I'm almost caught up with submissions from last week so I've had a little more time than usual to think. Some might say that could be dangerous. :-)
Did you know that the students in the Geometry class designed the problem and chose the title. I know that the tiles on the floor have to "tessellate" so I thought their title was very clever.
But ever since I finished finding the cost of the tiles, I've been digging deeper. What else is there in this problem? Here's what I've come up with so far:
1. Once the floor is completely tiled, will it be a regular tessellation, or a semi-regular tessellation. or something else?
2. The tiling pattern fits "exactly" on the given floor. Is there a smaller, but similar, shape that would also fit the pattern exactly?
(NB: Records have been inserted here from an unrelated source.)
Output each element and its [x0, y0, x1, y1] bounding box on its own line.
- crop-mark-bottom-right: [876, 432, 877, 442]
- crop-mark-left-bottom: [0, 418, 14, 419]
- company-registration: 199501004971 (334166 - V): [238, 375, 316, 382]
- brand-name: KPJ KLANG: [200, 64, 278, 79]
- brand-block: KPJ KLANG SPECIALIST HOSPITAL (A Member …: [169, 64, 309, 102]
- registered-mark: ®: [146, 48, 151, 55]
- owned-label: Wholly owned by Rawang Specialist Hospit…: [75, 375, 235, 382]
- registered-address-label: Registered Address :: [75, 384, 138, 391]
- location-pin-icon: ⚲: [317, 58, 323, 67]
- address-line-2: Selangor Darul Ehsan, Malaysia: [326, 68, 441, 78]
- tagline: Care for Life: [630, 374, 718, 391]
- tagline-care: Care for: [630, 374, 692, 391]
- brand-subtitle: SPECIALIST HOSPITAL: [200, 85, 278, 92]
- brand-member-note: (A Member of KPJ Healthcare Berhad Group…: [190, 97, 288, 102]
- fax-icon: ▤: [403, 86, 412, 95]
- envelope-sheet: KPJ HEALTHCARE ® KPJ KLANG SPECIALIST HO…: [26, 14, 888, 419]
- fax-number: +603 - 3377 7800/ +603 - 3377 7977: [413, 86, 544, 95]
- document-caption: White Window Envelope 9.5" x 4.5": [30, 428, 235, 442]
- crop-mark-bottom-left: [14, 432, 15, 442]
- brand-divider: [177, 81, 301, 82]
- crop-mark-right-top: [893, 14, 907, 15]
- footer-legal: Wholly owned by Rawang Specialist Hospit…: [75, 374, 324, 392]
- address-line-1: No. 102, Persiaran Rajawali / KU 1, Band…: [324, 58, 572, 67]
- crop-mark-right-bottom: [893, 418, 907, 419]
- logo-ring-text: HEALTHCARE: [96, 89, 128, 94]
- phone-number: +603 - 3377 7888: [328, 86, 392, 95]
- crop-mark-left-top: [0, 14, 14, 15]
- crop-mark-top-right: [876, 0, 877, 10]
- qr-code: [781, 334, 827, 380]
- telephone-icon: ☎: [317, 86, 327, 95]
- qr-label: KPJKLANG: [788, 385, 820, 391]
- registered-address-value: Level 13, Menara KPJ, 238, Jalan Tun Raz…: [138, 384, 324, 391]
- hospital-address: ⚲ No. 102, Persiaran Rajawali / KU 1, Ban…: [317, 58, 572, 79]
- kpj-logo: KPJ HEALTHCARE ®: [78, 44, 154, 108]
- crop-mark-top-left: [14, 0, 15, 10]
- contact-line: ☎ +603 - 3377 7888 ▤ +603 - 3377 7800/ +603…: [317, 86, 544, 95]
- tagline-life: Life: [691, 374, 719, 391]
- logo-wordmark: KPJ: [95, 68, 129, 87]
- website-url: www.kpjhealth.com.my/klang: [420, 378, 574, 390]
3. How many different floors could you design that would accommodate this exact pattern? Make them similar, make them different, just have fun with it!
If you want to create a similar problem for Elementary students, using the given tiling pattern... why not try one of these:
1. Make a chart that has # Green tiles (8") #Red tiles (4") # Green tiles (4") Total area 1 2 2 128 2 4 4 256 3 6 6
Let them look for patterns. Can they take it all the way to an algebraic representation? If they can state that there are twice as many red tiles as green tiles they are starting to make the connections that are needed. x 2x 2x 128x
I hope I got that right.
2. After making the chart, look at which of the rows will make rectangles. Wait, they'll all make rectangles, so that's not exactly what I mean to say. I want to know which rows will make rectangles, keeping the original tile pattern. Can you prove to me that we can continue to build rectangles as we add one more and one more tile pattern? Here's where we could use some square tiles in two sizes.
By the way, I don't know all the answers to these questions. I'm not sure that any of them make sense. But I'd love to have a discussion about some of them.